Встречаются приятели.
— Представляешь, Вась, а мне моя Маша на День всех влюбленных секс подарила!
— Петь, не оригинальная она какая-то у тебя — всем дарит одно и то же…
— Интересная, наверное, штука — этот самый День влюбленных, — лениво размышлял рыцарь в то время, пока его взгляд настороженно обшаривал полянку, на которую уже готов был вступить его конь.
Что-то насторожило молодого, но уже очень опытного воина. Может, чуть дрогнувшая ветвь дуба на противоположной опушке? Дрогнувшая при полном отсутствии ветра… Рыцарь послал коня в галоп, намереваясь быстрее преодолеть открытое пространство. Но перед самой опушкой он резко дернул уздой голову, а потом и весь корпус скакуна в сторону. И вовремя! Конь, участвовавший с Ланселотом не в одной битве, коротко всхрапнул и резво скакнул влево.
— Сто-о-ой! Стрелять буду!
— Стою!
— Стреляю!
В место, куда должен был ступить жеребец, вонзились сразу четыре стрелы. Любой их храбрых и отважных рыцарей сейчас ворвался бы в дубовую чащу, разя врагов направо и налево.
— Ага, — усмехнулся Гефест, соскакивая с коня, и отправляя его короткой командой в дальний конец поляны, — так они и позволят разить себя. Свалятся на голову разом, и никакая броня не поможет.
О том, что не меньше половины благородных рыцарей тут же повернули бы коней и дали бы деру, он тоже успел подумать; как обычно — с жестокой усмешкой:
— И получили бы следующую четверку стрел в спину! Метко бьют, чертяки!
Это он прокомментировал следующий залп невидимых пока стрелков, от которого с трудом увернулся. А потом он поступил так, как не пришло бы в голову ни одному уважающему себя рыцарю. Пешим, с мечом за плечом и двумя короткими кривыми ножами в руках, он скользнул в чащу. Ну, как, чащу? Огромные дубы, один из символов Англии, которая еще не называлась так, в этом месте росли вольно, не мешая друг другу. Но и здесь опытный охотник, или следопыт мог схорониться от внимательного вражеского взгляда. В одной из прежних жизней Гефест был именно таким охотником — пусть не могучим, как сейчас, но весьма умелым. Уже скоро он знал, что противников всего пятеро, и что четверка, засевшая на деревьях, была боевой частью банды, а руководил ею, скорее всего, тот тип, что прятался дальше всех от опушки.
По всем канонам воинского искусства первой жертвой должен был стать именно этот бандит. Но нет — Гефест и прежде, и сейчас, в обличье рыцаря, играл по своим правилам. Для него жизнь с некоторых пор действительно стала игрой — захватывающей, часто смертельно опасной. Потому что главной своей цели в этой ипостаси он уже достиг…

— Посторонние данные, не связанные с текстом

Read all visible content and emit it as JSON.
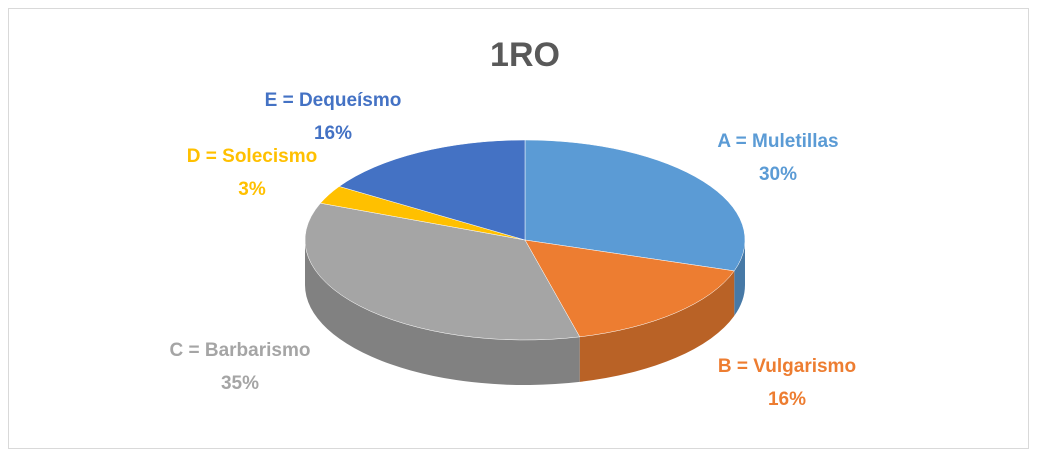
{
  "chart_data": {
    "type": "pie",
    "title": "1RO",
    "categories": [
      "A = Muletillas",
      "B = Vulgarismo",
      "C = Barbarismo",
      "D = Solecismo",
      "E = Dequeísmo"
    ],
    "values": [
      30,
      16,
      35,
      3,
      16
    ],
    "value_labels": [
      "30%",
      "16%",
      "35%",
      "3%",
      "16%"
    ],
    "colors": [
      "#5b9bd5",
      "#ed7d31",
      "#a5a5a5",
      "#ffc000",
      "#4472c4"
    ]
  }
}
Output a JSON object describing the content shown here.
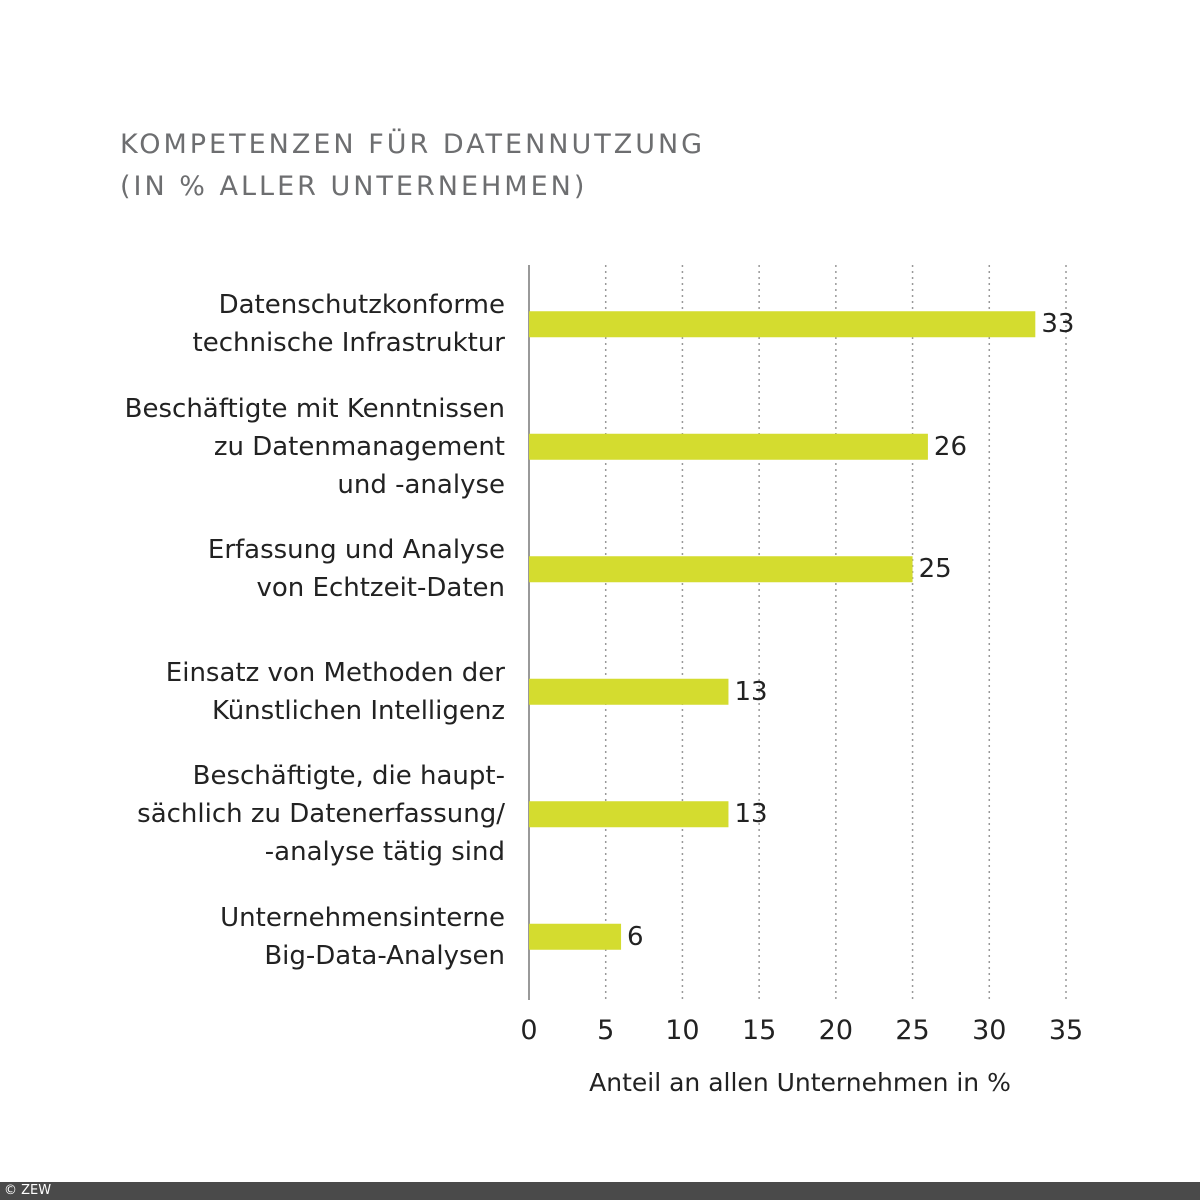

— Но — об этом потом, — подумал Ланселот, подпрыгивая, и в одно стремительное движение оказываясь на дубовой ветке, которую природа словно специально вырастила для него. Он быстро, как по лестнице, взобрался почти к самой вершине великана древесного мира, и уже оттуда разглядел четверых сегодняшних противников. Судя по тому, какими оборванцами они выглядели, эта шайка не имела целью пленить, или даже убить именно его — сэра Ланселота, рыцаря Круглого стола, сердечного друга короля Артура и особенно его супруги — королевы Гвиневры. Слава о воинской доблести, и необыкновенном мече Ланселота давно выплеснулась за пределы Камелота; о доблестном рыцаре хорошо знали даже за пределами Британии.
Гефест немного обиделся — такие «противники» давно не выходили против него.
— Хотя стреляют они неплохо, — признал он все-таки, выбирая первую жертву.
— Алло, скорая? Тут мои чувства задели, приезжайте.
— А мы тут причем?
— Я не для себя, а для того, кто задел.
— Точнее, для тех, — поправил обращение в неведомую «скорую» Ланселот, — сразу для четверых.
Один за другим мелькнули четыре клинка, и с шумом ломаемых ветвей на землю упали бездыханные тела. Рыцарь в результатах своих бросков был уверен; ведь полдюжины метательных ножей (совсем не рыцарское, кстати, оружие) он сам отковал из остатков небесного металла — так бог-кузнец называл метеоритное железо — и пробить для них даже полный рыцарский доспех было делом техники. Которой Ланселот владел виртуозно. Основная часть небесного металла, кстати, пошла на два меча, равных которым (так самонадеянно думал Гефест) в тварном мире не было — на Эскалибур короля Артура, и тот, который ждал сейчас своего часа за плечом рыцаря, и имени пока не имел.
— А уж пробить эти!.. — он даже не стал трогать обноски, в которые были одеты мертвые уже грабители; вместо этого он громко и повелительно приказал:
— Выходи!
Это он услышал, как за ближайшим деревом остановился пятый член шайки. Как надеялся Гефест — самый умный, а значит, самый благоразумный.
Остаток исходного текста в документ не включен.